Menurutnya, pertumbuhan M2 pada Oktober 2021 dipengaruhi oleh aktiva luar negeri bersih dan aktiva dalam negeri bersih.
Erwin menjelaskan pertumbuhan M1 didorong oleh peningkatan pertumbuhan giro rupiah, serta tabungan rupiah yang dapat ditarik sewaktu- waktu.
Giro rupiah pada Oktober 2021 tumbuh 21,4 persen (yoy), lebih tinggi dibandingkan bulan sebelumnya 10,3 persen (yoy), namun sedikit tertahan oleh perlambatan dana float (saldo) uang elektronik yang tercatat sebesar Rp7,9 triliun dengan pangsa terhadap M1 0,19 persen, atau tumbuh 5,7 persen (yoy), melambat dibandingkan bulan sebelumnya 20,2 persen (yoy).

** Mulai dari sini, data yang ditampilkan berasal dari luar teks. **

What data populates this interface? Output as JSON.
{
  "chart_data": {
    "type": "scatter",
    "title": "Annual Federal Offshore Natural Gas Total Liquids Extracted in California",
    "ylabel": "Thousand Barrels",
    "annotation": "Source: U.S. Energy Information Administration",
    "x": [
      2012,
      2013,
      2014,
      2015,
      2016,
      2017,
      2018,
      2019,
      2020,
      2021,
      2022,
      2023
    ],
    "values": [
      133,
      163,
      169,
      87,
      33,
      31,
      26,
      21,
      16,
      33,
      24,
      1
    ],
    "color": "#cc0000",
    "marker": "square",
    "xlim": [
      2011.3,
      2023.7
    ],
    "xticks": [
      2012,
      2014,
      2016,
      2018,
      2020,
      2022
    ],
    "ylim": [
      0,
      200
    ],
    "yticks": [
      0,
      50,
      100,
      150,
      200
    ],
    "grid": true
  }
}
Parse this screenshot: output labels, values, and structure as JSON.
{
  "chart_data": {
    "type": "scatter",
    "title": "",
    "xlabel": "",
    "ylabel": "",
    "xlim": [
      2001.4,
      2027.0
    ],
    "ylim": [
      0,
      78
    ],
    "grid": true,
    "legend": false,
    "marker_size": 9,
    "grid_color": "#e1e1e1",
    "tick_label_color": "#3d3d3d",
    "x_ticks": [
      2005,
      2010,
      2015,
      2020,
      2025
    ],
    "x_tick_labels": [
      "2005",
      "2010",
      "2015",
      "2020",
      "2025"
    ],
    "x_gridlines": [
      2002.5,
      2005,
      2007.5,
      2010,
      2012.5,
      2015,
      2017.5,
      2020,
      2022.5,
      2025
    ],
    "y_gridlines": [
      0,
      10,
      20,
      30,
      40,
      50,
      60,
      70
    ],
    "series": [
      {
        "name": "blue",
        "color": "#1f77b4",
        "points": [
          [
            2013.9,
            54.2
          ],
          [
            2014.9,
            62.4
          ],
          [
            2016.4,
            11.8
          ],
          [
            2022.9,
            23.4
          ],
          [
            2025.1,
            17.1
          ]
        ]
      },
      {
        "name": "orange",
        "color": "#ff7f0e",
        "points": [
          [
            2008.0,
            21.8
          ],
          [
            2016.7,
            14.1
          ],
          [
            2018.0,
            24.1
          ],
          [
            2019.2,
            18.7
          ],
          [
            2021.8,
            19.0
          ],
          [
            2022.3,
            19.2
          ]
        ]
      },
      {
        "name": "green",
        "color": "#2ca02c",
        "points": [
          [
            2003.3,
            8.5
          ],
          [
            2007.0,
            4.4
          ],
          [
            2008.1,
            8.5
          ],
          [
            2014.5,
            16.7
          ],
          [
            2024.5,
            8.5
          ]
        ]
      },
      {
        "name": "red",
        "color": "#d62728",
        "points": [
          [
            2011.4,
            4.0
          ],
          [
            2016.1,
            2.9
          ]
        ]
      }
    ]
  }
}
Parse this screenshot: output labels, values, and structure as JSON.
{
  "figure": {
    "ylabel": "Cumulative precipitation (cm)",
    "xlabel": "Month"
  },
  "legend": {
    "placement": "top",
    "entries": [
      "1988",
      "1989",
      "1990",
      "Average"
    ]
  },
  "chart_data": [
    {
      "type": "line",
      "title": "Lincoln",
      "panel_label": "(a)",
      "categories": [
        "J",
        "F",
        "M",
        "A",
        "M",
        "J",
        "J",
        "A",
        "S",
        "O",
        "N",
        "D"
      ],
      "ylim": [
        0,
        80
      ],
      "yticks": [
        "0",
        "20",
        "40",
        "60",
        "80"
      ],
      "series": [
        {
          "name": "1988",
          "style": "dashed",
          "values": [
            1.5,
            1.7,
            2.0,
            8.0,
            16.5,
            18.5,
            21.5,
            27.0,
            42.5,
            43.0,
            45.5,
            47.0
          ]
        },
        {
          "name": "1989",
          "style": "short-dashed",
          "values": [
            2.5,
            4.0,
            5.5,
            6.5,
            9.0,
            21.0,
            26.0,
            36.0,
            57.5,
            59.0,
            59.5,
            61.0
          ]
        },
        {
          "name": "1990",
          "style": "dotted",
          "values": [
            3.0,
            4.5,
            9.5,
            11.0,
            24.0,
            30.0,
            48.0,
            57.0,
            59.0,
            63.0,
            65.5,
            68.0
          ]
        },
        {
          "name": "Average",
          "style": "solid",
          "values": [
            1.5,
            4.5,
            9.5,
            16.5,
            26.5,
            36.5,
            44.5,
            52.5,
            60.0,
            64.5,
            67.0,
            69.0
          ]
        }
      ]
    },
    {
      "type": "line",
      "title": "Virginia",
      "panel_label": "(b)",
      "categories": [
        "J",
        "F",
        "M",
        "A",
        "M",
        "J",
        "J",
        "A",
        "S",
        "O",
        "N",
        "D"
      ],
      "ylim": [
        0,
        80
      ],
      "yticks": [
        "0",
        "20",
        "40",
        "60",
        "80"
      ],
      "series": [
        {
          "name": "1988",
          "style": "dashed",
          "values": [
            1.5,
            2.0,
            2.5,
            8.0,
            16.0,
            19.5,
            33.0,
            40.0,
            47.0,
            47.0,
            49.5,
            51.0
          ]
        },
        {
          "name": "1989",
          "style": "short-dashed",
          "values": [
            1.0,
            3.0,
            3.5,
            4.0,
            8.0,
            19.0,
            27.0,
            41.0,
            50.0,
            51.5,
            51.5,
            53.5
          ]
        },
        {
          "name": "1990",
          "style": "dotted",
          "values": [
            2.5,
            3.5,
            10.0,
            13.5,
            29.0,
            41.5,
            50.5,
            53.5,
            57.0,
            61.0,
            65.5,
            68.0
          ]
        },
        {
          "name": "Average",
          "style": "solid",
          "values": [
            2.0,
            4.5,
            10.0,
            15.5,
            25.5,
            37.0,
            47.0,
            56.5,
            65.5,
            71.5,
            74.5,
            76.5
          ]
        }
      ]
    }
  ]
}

Tabungan rupiah yang dapat ditarik sewaktu-waktu pada Oktober 2021 tercatat sebesar Rp2.006,3 triliun, dengan pangsa 49,2 persen terhadap M1, tumbuh 13 persen (yoy), lebih tinggi dibandingkan September 2021, yakni 11,8 persen (yoy).
Di sisi lain, ia mengatakan aktiva luar negeri bersih bertumbuh 5,7 persen (yoy), lebih tinggi dibandingkan dengan pertumbuhan pada September 2021 sebesar lima persen (yoy), yang disebabkan oleh perlambatan kewajiban sistem moneter kepada bukan penduduk, terutama berupa pinjaman valas.
Sedangkan, aktiva dalam negeri bersih meningkat 12,1 persen (yoy), naik dari 9,3 persen (yoy) pada bulan sebelumnya, seiring kenaikan tagihan bersih kepada pemerintah pusat dan penyaluran kredit yang terus berlanjut.
“Tagihan bersih kepada pemerintah pusat tumbuh sebesar 30,4 persen (yoy), meningkat dibandingkan dengan bulan sebelumnya sebesar 16,1 persen (yoy), yang disebabkan oleh perlambatan kewajiban sistem moneter kepada pemerintah pusat berupa simpanan baik dalam rupiah maupun valas,” katanya.
Sementara itu, penyaluran kredit naik tiga persen (yoy) pada bulan laporan, meningkat dari pertumbuhan bulan sebelumnya sebesar 2,1 persen (yoy), yang sejalan dengan peningkatan penyaluran kredit modal kerja maupun konsumsi.